Study of elemental mercury re-emission through a lab-scale simulated scrubber

This paper describes a lab-scale simulated scrubber that was designed and built in the laboratory at Western Kentucky University’s Institute for Combustion Science and Environmental Technology. A series of tests on slurries of CaO, CaSO3, CaSO4/CaSO3 and Na2SO3 were carried out to simulate recirculating slurries in different oxidation modes. Elemental mercury (Hg0) re-emission was replicated through the simulated scrubber. The relationship between the oxidation–reduction potential (ORP) of the slurries and the Hg0 re-emissions was evaluated.
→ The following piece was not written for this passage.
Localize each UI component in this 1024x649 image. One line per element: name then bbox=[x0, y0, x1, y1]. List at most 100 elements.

Elemental mercury re-emission occurred when Hg2+ that was absorbed in the simulated scrubber was converted to Hg0; then, Hg0 was emitted from the slurry together with the carrier gas. The effects of both the reagents and the operational conditions (including the temperature, pH, and oxygen concentrations in the carrier gas) on the Hg0 re-emission rates in the simulated scrubber were investigated. The results indicated that as the operational temperature of the scrubber and the pH value of the slurry increased, the Hg0 concentrations that were emitted from the simulated scrubber increased. The Hg0 re-emission rates decreased as the O2 concentration in the carrier gas increased. In addition, the effects of additives to suppress Hg0 re-emission were evaluated in this paper. Sodium tetrasulfide, TMT 15, NaHS and HI were added to the slurry, while Hg2+, which was absorbed in the slurry, was retained in the slurry as mercury precipitates. Therefore, there was a significant capacity for the additives to suppress Hg0 re-emission.